家康の関東転封後、東海の他藩同様、家康の本拠だった浜松にも豊臣大名の堀尾忠氏がいたが、関ヶ原の論功で、出雲松江へ倍増の加増転封。
その後へ武蔵松山より松平(桜井)忠頼が5万石で入るが、茶席で争論に巻き込まれ刺殺されて改易。
駿河府中藩徳川頼宣家の領地となって、付け家老の水野重央が入るが、頼宣が和歌山に移ると、紀伊新宮へ。
その後、武蔵岩槻より高力忠房が3万1千石で入って、肥前島原へ。
美濃岩村より、松平(大給)乗寿が2万石、のち3万5千石となって、上野館林へ。
三河西尾より、太田資宗が3万5千石で入り、資次に継いで、摂津河内のうちへ。
青山宗俊が、5万石で入り、三代継いで、丹波亀山へ。
常陸笠間より、本庄資俊が7万石で入って、資訓に継いで、三河吉田へ。
三河吉田より、松平(大河内・長沢)信祝が7万石で入り、信復に継いで、三河吉田へ戻る。
再び三河吉田より、本庄資訓が戻り、資昌に継いで、丹後宮津へ。
井上正経が岩城平→大坂城代から、6万石で入り、三代継いで陸奥棚倉へ。
肥前唐津にあった水野忠邦は幕政に参与するため、長崎警備の任務のあり幕閣に着けない唐津から、俗に「出世城」と言われていた遠江浜松への転封を実現する。

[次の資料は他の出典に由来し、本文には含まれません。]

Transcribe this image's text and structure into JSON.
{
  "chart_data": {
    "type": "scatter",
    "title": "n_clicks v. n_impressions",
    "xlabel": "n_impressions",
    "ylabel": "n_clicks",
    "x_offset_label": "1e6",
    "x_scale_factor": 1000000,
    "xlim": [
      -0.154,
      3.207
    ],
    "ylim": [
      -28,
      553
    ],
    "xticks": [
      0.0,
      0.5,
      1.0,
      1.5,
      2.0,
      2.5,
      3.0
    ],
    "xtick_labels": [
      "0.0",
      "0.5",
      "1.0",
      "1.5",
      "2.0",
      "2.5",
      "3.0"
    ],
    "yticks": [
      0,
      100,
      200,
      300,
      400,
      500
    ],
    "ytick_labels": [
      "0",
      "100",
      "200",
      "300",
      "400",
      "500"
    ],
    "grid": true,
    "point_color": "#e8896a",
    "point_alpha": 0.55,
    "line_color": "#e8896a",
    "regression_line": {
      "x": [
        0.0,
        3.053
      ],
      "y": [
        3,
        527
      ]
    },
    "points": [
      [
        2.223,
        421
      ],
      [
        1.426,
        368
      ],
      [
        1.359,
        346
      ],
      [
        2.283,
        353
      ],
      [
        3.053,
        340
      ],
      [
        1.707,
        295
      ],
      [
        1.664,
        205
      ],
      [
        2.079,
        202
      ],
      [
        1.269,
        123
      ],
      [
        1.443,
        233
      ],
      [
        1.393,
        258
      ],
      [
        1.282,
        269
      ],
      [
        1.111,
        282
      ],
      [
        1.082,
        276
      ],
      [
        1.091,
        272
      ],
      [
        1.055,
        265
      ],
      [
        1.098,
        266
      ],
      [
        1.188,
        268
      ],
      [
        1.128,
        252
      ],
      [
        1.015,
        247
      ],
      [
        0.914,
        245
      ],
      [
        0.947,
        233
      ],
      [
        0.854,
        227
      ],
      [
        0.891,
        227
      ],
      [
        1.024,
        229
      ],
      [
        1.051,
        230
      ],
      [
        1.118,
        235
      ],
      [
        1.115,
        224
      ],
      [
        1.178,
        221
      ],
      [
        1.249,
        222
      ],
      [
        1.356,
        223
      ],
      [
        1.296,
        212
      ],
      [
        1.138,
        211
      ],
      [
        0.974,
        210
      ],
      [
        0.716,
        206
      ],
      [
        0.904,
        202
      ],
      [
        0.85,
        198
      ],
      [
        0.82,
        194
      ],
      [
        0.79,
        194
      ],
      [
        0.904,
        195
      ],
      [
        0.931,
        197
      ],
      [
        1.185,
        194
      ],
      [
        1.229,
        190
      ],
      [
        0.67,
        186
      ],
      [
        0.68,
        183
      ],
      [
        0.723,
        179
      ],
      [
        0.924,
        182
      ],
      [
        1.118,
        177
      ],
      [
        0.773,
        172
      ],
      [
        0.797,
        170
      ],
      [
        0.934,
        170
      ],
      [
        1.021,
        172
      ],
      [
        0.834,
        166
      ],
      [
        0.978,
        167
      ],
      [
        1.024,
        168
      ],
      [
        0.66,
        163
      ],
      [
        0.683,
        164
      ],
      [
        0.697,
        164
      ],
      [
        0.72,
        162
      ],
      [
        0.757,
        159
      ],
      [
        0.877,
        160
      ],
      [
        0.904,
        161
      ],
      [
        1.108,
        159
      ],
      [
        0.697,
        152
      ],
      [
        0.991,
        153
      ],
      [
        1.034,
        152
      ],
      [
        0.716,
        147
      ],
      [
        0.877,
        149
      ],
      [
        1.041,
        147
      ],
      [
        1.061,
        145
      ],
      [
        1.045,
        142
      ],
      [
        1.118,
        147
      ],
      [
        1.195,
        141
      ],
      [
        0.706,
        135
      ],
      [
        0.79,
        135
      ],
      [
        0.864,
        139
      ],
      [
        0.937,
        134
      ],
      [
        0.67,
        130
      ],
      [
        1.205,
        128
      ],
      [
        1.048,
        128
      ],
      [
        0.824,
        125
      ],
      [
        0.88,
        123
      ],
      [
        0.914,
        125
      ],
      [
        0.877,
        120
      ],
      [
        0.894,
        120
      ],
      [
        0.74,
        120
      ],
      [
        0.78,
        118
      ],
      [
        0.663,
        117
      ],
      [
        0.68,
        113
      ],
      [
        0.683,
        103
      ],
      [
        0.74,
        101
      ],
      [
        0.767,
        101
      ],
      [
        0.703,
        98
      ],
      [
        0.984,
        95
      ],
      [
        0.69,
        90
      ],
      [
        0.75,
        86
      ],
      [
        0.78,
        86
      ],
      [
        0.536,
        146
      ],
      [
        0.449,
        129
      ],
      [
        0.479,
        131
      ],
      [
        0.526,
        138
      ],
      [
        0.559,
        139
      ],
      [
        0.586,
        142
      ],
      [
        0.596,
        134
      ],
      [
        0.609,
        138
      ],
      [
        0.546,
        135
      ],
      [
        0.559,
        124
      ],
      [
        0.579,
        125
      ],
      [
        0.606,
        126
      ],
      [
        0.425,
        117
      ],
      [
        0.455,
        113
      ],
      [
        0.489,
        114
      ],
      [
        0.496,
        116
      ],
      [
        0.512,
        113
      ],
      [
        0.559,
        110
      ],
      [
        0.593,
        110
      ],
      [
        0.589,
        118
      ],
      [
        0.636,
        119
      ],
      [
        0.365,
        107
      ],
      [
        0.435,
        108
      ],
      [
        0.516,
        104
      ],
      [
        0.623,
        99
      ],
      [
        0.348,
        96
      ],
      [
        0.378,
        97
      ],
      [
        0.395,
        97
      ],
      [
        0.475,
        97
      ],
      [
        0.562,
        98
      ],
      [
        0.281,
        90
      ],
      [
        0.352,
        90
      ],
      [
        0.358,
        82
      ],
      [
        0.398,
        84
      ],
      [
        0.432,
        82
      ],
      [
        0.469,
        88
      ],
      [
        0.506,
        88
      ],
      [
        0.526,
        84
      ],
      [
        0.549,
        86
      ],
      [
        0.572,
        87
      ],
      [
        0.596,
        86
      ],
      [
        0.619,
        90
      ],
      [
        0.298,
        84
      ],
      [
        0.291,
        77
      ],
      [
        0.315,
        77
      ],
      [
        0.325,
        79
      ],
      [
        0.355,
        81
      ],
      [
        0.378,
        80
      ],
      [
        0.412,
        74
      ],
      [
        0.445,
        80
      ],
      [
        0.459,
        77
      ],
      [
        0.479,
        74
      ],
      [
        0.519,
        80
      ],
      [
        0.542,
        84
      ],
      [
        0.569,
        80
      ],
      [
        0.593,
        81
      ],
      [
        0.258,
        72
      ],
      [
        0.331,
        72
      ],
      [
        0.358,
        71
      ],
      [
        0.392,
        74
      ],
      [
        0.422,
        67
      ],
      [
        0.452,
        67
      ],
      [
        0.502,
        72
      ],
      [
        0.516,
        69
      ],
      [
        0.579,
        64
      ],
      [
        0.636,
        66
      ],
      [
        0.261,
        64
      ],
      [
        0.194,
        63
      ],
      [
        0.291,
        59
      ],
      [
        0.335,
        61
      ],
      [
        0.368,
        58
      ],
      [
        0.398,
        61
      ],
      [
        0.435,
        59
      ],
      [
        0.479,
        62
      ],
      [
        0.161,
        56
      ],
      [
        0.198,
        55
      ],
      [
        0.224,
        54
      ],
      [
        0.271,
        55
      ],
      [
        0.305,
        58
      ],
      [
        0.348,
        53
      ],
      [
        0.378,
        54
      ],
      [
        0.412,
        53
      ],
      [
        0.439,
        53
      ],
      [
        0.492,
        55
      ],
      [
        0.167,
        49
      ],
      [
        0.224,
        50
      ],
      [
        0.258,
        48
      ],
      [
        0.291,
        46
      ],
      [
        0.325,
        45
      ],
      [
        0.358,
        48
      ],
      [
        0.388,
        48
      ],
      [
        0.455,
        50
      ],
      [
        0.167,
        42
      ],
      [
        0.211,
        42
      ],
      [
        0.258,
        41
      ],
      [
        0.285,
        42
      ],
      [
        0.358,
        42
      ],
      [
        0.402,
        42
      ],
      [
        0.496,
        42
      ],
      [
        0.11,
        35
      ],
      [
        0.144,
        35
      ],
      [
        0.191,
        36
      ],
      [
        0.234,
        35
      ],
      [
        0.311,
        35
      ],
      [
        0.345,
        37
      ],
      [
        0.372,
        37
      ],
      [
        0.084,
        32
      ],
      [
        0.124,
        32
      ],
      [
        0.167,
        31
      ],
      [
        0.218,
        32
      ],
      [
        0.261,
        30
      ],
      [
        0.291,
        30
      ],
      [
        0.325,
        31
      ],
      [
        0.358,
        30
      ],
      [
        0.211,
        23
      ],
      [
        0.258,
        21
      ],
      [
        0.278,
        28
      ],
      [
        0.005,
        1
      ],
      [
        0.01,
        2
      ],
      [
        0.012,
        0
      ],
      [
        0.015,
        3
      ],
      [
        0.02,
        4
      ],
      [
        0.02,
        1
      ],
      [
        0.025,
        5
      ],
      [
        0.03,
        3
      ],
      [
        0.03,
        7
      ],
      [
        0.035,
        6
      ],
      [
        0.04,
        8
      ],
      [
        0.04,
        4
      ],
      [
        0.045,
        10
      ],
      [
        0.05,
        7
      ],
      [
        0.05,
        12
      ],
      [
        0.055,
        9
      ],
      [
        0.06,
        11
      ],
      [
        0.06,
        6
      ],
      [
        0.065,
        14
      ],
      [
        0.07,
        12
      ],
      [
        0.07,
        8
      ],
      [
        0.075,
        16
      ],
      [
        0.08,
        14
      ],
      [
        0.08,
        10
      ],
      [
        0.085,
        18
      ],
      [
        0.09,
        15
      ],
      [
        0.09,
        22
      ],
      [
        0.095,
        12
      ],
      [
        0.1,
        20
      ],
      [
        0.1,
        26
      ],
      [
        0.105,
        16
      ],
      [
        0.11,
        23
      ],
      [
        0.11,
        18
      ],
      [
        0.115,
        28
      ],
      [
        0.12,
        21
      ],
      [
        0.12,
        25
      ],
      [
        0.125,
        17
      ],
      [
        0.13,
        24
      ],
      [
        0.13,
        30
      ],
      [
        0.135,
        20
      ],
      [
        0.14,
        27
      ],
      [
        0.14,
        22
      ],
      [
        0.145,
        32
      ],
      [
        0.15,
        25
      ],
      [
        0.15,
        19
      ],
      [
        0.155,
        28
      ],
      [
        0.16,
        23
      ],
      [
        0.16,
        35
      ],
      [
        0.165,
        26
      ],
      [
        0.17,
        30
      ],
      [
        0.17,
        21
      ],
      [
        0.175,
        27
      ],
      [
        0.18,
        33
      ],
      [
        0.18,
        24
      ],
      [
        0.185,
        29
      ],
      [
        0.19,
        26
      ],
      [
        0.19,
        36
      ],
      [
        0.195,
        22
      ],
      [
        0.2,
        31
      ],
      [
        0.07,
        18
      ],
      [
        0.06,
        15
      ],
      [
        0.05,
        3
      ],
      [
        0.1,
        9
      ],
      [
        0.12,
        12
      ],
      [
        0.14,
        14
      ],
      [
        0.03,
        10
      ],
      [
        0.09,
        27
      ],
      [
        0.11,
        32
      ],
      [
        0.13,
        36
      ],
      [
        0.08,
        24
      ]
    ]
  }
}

実高20万石といわれた唐津のからの転封には、家臣には根強い反対もあったが、各方面に運動して浜松転封を成し遂げ、老中となって、幕政を掌握する。
在任中、一度も浜松に国入りしなかったと言われる。
忠精に継ぐが、忠邦失脚で、出羽山形に減転封。
上野館林から井上正春が6万石で入って、これが最後の交代だが藩主家はついに安定することなく、正直に継いで明治になる。